Co-Directors: Jaime Leigh Gianopoulos and Cláudio Cruz
What About Our Future?
Jaime Leigh Gianopoulos (she/her) is a director, producer, editor and founder of BC based production company Her Stories Inc.
Jaime Leigh’s projects primarily concern the empowerment of womxn and environmental justice. Her most recent documentary “What About Our Future?” which she co-directed, shot, and edited with Cláudio Cruz was supported and funded by Creative BC and has appearances by David Suzuki and Greta Thunberg. The project screened at The Vancouver Short Film Festival (2021), DOK Leipzig (2020), Aesthetica Short Film Festival (2020), St. John’s International Women’s Festivals (2020), Planet in Focus (2020), Eco-Cine Film Festival (2020), BIFED (2020) and was a finalist for ‘The SIMA Awards’ (2021.) ‘What About Our Future?’ will participate in the ‘Hot Doc’s Doc’s For School’s’ Program’ and had its broadcast premiere with ‘Hollywood Suite’ March 21st 2021. The film will also screen at DOXA (2021), and One World Human Rights Film Festival (2021.)
Integral to Jaime Leigh’s work is capturing the authenticity and resilience of the human spirit. She has first hand experience of this tenacity, placing herself in unique and eye-opening environments and accepting challenges whenever possible in order to gain new perspectives. She has filmed in a war-torn village in Kosovo, with a curandero in the mountains of Peru, in the underground African feminist poet movement in Brazil. She self-funded, directed and produced three short documentaries in South America which were presented internationally and screened across elementary schools in São Paulo, Brazil.
Cláudio Cruz holds a BA in Design for the Mackenzie University (São Paulo, Brazil) and is a self-taught photographer and filmmaker. Concerned with the perceived world of dualities and what lies beyond it, Cruz has an instinct for creating unique and powerful imagery around heartfelt topics.

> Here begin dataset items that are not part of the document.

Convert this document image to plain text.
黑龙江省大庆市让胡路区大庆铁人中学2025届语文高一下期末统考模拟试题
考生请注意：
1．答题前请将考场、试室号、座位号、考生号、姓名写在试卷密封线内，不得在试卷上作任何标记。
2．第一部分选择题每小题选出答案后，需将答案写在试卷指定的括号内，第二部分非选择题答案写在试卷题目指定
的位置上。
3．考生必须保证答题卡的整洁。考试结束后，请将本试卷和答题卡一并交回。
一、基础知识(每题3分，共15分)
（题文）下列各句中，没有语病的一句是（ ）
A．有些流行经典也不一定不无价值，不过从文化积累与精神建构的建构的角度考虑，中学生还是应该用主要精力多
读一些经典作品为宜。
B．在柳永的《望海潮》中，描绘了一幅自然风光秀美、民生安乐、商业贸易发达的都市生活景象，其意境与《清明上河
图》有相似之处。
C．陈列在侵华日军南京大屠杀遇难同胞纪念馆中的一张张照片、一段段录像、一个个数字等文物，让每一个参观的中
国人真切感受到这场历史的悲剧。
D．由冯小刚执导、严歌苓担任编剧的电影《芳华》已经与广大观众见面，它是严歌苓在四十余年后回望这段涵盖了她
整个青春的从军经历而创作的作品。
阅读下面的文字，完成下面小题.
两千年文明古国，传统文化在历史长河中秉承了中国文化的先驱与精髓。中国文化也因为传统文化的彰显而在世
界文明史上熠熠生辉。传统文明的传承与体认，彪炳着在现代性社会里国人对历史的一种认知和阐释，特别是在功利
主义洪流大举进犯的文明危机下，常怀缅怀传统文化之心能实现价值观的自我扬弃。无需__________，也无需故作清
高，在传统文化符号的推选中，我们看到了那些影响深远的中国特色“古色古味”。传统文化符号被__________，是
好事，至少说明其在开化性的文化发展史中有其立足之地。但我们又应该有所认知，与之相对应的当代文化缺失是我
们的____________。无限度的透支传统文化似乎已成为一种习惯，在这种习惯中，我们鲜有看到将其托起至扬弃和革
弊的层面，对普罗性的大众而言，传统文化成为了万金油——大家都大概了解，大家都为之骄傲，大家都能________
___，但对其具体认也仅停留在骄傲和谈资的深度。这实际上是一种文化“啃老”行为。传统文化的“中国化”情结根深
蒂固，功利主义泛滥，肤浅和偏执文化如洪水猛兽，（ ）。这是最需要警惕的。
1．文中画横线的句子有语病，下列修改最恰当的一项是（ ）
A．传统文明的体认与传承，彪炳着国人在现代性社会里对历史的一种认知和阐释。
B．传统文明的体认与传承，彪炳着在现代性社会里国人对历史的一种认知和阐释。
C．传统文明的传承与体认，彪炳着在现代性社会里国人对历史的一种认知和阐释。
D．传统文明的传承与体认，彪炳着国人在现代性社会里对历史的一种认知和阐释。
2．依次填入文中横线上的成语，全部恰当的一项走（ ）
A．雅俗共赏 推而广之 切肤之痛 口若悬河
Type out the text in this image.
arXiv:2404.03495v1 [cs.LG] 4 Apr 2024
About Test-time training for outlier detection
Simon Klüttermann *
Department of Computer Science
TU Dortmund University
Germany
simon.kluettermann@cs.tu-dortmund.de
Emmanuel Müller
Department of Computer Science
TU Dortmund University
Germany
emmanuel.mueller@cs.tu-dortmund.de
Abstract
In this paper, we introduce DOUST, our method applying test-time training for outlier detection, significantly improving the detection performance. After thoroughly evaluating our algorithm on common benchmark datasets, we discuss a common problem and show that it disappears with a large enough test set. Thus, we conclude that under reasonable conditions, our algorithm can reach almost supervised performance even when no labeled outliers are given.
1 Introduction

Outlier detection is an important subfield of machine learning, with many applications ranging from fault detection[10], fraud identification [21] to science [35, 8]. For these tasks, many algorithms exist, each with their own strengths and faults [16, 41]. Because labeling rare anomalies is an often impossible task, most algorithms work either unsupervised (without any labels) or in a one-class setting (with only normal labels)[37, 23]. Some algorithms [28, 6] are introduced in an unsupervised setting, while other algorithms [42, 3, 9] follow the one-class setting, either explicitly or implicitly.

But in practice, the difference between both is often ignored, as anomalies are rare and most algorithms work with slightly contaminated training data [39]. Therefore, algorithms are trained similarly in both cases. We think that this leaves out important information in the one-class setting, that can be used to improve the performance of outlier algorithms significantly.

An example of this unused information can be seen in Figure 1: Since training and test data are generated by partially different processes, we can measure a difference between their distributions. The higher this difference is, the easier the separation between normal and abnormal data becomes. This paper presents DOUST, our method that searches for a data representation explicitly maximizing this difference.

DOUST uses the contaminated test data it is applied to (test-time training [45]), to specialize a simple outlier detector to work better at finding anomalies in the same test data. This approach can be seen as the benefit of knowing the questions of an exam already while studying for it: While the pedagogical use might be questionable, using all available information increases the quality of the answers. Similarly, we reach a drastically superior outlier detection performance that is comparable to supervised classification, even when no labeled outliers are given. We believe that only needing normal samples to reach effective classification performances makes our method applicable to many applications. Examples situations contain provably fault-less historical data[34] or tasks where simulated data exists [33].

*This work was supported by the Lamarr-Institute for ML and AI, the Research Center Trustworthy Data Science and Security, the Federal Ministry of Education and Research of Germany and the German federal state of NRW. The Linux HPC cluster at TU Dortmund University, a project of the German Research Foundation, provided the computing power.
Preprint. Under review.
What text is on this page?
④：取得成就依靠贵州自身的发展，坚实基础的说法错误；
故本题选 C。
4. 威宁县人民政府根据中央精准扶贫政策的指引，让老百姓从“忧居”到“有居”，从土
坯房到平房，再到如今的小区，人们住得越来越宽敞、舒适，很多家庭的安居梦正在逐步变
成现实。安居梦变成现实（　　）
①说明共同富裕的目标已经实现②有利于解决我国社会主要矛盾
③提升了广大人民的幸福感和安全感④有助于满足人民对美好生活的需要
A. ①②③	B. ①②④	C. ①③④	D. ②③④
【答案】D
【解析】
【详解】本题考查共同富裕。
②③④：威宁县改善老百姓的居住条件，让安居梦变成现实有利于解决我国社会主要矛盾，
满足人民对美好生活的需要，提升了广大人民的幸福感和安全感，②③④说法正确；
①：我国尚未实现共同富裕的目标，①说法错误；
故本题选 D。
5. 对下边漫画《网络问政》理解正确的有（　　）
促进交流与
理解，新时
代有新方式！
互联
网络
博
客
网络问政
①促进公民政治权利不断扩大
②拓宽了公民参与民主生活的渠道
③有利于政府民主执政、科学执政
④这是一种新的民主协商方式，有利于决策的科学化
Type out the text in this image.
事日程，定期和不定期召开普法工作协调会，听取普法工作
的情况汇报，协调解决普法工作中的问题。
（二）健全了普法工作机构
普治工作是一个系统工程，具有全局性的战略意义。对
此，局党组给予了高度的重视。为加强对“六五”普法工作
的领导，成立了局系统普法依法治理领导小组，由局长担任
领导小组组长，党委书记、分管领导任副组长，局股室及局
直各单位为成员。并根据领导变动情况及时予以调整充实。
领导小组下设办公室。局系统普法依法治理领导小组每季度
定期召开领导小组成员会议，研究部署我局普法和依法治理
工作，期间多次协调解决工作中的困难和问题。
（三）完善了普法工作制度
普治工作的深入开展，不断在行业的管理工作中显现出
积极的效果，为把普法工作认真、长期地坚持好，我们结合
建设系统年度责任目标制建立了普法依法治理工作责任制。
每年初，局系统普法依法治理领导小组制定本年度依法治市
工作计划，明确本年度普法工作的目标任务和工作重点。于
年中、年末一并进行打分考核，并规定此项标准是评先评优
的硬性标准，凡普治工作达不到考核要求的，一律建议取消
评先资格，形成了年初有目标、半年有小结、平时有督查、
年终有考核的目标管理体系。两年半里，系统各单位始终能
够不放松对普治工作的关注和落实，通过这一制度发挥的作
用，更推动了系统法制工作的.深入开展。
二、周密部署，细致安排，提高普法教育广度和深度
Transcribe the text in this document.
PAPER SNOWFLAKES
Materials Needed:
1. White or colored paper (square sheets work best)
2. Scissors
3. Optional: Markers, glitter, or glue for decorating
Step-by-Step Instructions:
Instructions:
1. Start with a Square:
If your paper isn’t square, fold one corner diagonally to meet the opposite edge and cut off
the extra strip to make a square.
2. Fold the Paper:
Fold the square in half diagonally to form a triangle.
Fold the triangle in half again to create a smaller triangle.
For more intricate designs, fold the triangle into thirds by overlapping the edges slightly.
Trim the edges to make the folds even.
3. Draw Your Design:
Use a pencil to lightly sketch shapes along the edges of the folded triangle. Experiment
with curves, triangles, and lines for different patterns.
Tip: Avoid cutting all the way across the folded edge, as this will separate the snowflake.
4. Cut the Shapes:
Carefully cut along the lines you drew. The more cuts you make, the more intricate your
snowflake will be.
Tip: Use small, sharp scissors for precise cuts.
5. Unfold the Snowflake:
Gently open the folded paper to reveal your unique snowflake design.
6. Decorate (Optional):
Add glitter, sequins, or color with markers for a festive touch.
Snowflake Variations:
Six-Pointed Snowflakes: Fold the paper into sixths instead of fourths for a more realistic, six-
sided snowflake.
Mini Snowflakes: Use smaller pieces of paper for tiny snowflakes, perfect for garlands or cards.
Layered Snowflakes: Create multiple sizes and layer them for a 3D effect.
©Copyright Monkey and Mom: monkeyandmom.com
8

In 2015, he had a solo exhibition with his photographic work “Efêmero Eterno” at the São Paulo Museum of Image and Sound in Brazil.
In 2017 he photographed and directed the short documentary “Edu”, about a young man facing death after a 7.8 magnitude earthquake hit his hometown in Ecuador. The film was exhibited in festivals in Germany, Italy, Portugal, South Korea, and Australia, where Cláudio was awarded Best Emerging Director at the Melbourne Documentary Film Festival.
He recently finished his latest short documentary “What About Our Future?” that he co-directed with Jaime Gianopoulos. The film, which was screened in festivals as DOK Leipzig and Planet in Focus, follows youth climate leaders as they organize the largest protest in Vancouver’s history.